Court winds up Assent Building Compliance, LB and Oculus

Court winds up Assent Building Compliance, LB and Oculus

Winding‑up orders were made on 6 November 2025 against Assent Building Compliance Limited (05311596), LB Building Control Limited (06442788) and Oculus Building Consultancy Limited (03414863). The court appointed the Official Receiver as liquidator; the Insolvency Service says she will investigate the reasons for failure and the conduct of current and former directors.
Customers have been warned that cancellation notices issued by these companies include a link to access project documentation and that those links expire on 31 January 2026. There is no assurance of access after that date; clients should retrieve records now.
This collapse reverberates beyond a standard liquidation. LB Building Control and Oculus Building Consultancy have operated as Registered Building Control Approvers (RBCAs) under the Building Safety Regulator, while the group rebranded as Assent Building Compliance in 2024 after electing not to register the parent as an RBCA. That distinction matters because it affects live approvals and inspector capacity.
Trade outlets report concern over Gateway 2 delays and the handling of “in‑flight” higher‑risk schemes, with the Building Safety Regulator stating it is in active discussions about LB and Oculus’s ongoing service provision. Clients will want certainty that case files and approvals can transfer without being stranded.
Employees holding company property - vehicles, IT equipment or similar - are instructed to contact the Official Receiver at Assent.Liquidator@insolvency.gov.uk using the subject line “URGENT Company Property”. This is an immediate request aimed at securing assets and data.
If you were employed by any of the companies, you can claim statutory redundancy and other sums from the Redundancy Payments Service once the liquidator issues a CN case reference. Applications are online; contractors are not eligible for RPS and should instead register as creditors.
Processing guidance for these cases states average RPS payments take around 12 days, though the Insolvency Service aims to pay eligible claims within six weeks. The RPS helpline is 0330 331 0020 for support with applications. Do not chase claim status until six weeks have elapsed.
Payment limits apply. For redundancies on or after 6 April 2025, weekly pay is capped at £719 and the maximum statutory redundancy payment is £21,570; any shortfall should be claimed in the liquidation as an unsecured debt.
Creditors - including self‑employed contractors and customers who paid for undelivered services - should file a Rule 14.4 proof of debt and email it with supporting evidence to Assent.Liquidator@insolvency.gov.uk, clearly stating which company owes the money. This is required to participate in any distribution.
An investigative phase now follows. The Official Receiver must report on directors’ conduct in the three years before insolvency and may pursue disqualification where conduct is unfit. Since reforms introduced in 2015–2016, reports are submitted on all directors via the Insolvency Service portal within roughly three months of the insolvency.

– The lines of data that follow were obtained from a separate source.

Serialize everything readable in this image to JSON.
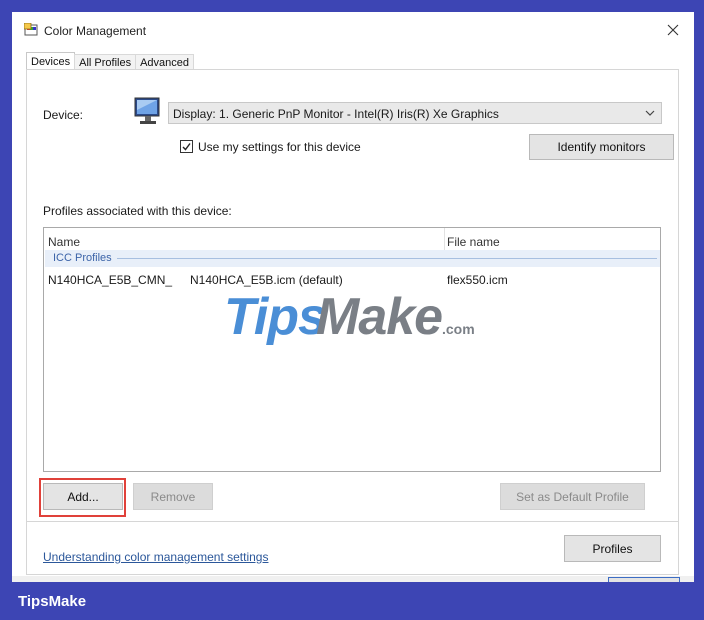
{
  "window": {
    "title": "Color Management"
  },
  "tabs": [
    {
      "label": "Devices",
      "active": true
    },
    {
      "label": "All Profiles",
      "active": false
    },
    {
      "label": "Advanced",
      "active": false
    }
  ],
  "device": {
    "label": "Device:",
    "selected": "Display: 1. Generic PnP Monitor - Intel(R) Iris(R) Xe Graphics",
    "use_settings_label": "Use my settings for this device",
    "use_settings_checked": true,
    "identify_label": "Identify monitors"
  },
  "profiles": {
    "section_label": "Profiles associated with this device:",
    "columns": {
      "name": "Name",
      "file": "File name"
    },
    "group": "ICC Profiles",
    "rows": [
      {
        "name_a": "N140HCA_E5B_CMN_",
        "name_b": "N140HCA_E5B.icm (default)",
        "file": "flex550.icm"
      }
    ]
  },
  "watermark": {
    "tips": "Tips",
    "make": "Make",
    "com": ".com"
  },
  "buttons": {
    "add": "Add...",
    "remove": "Remove",
    "set_default": "Set as Default Profile",
    "profiles": "Profiles"
  },
  "link": "Understanding color management settings",
  "brand": "TipsMake",
  "colors": {
    "background": "#3d45b4",
    "link": "#2b579a",
    "highlight": "#e0413a"
  }
}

It is common for the Official Receiver to hand cases to a private insolvency practitioner where specialist trading or complex realisations are needed. If that is proposed here, creditors should insist on a clear rationale and fee basis before any appointment; the Secretary of State route and local rotas exist, but creditor views should be decisive.
The immediate test for the Insolvency Service is to secure and duplicate project records before the 31 January 2026 link expiry, set out a timetable for employee CN issuance and creditor communications, and confirm whether a private liquidator will be sought. Transparency on these points will determine how much value is preserved for customers, staff and trade creditors.